For one, the fact that she's OK with having an obsessed beta orbiter, has close physical contact with him, and then tells you about it indicates that she has a very poor sense for boundaries. Sure, it's great that she's honest but still: no boundaries.

Then there's the fact that he's her best friend. It's already been shown that she lacks boundaries, so it's highly likely that she'll talk to him about fights and relationship troubles that WILL occur in the future (it happens to every relationship). Every relationship guru or old-fag/old-faggette will tell you that spilling your relationship problems onto your friends is a recipe for disaster in the long run - your friends will often back you up since they've only got your side of the story even if their intention to try and be objective and this ends up driving a wedge into the relationship.
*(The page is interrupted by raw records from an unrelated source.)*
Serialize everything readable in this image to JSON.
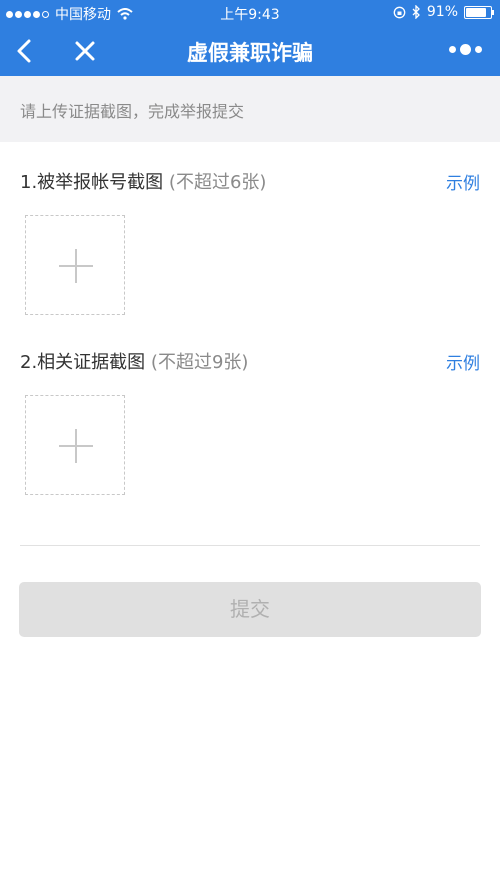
{
  "status_bar": {
    "carrier": "中国移动",
    "time": "上午9:43",
    "battery": "91%",
    "battery_level": 0.91
  },
  "nav": {
    "title": "虚假兼职诈骗"
  },
  "notice": "请上传证据截图，完成举报提交",
  "sections": [
    {
      "title": "1.被举报帐号截图",
      "hint": "(不超过6张)",
      "example": "示例"
    },
    {
      "title": "2.相关证据截图",
      "hint": "(不超过9张)",
      "example": "示例"
    }
  ],
  "submit_label": "提交",
  "colors": {
    "brand": "#2f7fe0",
    "submit_disabled_bg": "#e0e0e0"
  }
}
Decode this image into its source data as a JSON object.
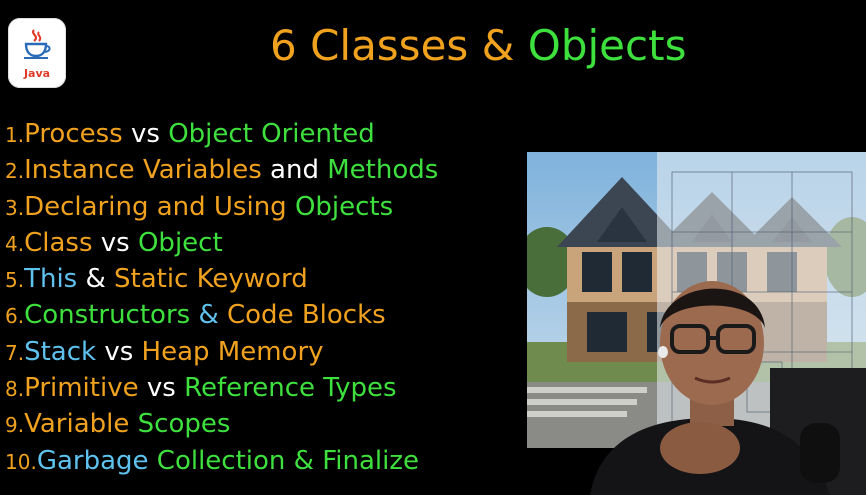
{
  "logo": {
    "text": "Java"
  },
  "title": {
    "part1": "6 Classes",
    "part2": "&",
    "part3": "Objects"
  },
  "topics": [
    {
      "num": "1.",
      "segments": [
        {
          "text": "Process",
          "color": "orange"
        },
        {
          "text": " vs ",
          "color": "white"
        },
        {
          "text": "Object Oriented",
          "color": "green"
        }
      ]
    },
    {
      "num": "2.",
      "segments": [
        {
          "text": "Instance Variables",
          "color": "orange"
        },
        {
          "text": " and ",
          "color": "white"
        },
        {
          "text": "Methods",
          "color": "green"
        }
      ]
    },
    {
      "num": "3.",
      "segments": [
        {
          "text": "Declaring and Using",
          "color": "orange"
        },
        {
          "text": " Objects",
          "color": "green"
        }
      ]
    },
    {
      "num": "4.",
      "segments": [
        {
          "text": "Class",
          "color": "orange"
        },
        {
          "text": " vs ",
          "color": "white"
        },
        {
          "text": "Object",
          "color": "green"
        }
      ]
    },
    {
      "num": "5.",
      "segments": [
        {
          "text": "This",
          "color": "blue"
        },
        {
          "text": " & ",
          "color": "white"
        },
        {
          "text": "Static Keyword",
          "color": "orange"
        }
      ]
    },
    {
      "num": "6.",
      "segments": [
        {
          "text": "Constructors",
          "color": "green"
        },
        {
          "text": " & ",
          "color": "blue"
        },
        {
          "text": "Code Blocks",
          "color": "orange"
        }
      ]
    },
    {
      "num": "7.",
      "segments": [
        {
          "text": "Stack",
          "color": "blue"
        },
        {
          "text": " vs ",
          "color": "white"
        },
        {
          "text": "Heap Memory",
          "color": "orange"
        }
      ]
    },
    {
      "num": "8.",
      "segments": [
        {
          "text": "Primitive",
          "color": "orange"
        },
        {
          "text": " vs ",
          "color": "white"
        },
        {
          "text": "Reference Types",
          "color": "green"
        }
      ]
    },
    {
      "num": "9.",
      "segments": [
        {
          "text": "Variable",
          "color": "orange"
        },
        {
          "text": " Scopes",
          "color": "green"
        }
      ]
    },
    {
      "num": "10.",
      "segments": [
        {
          "text": "Garbage",
          "color": "blue"
        },
        {
          "text": " Collection & Finalize",
          "color": "green"
        }
      ]
    }
  ],
  "colors": {
    "orange": "#f0a21f",
    "green": "#3ee03e",
    "blue": "#5fc2ee",
    "white": "#ffffff"
  }
}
If that has a tendency to happen when the friends have the best of intentions, what do you think will happen when the friend has ulterior motives?

If you really love each other, that means respecting your partner's feelings. Doesn't mean that she needs to totally ditch the male friend, but she does need to put a bit of distance there.

If marriage or a serious future is anywhere in the cards, then your lover needs to be your best friend PERIOD - you are stuck with them for the rest of your life (hopefully). Sure you can have best buddies outside of the relationship too, but if you're serious about it they need to be one or two steps below your SO.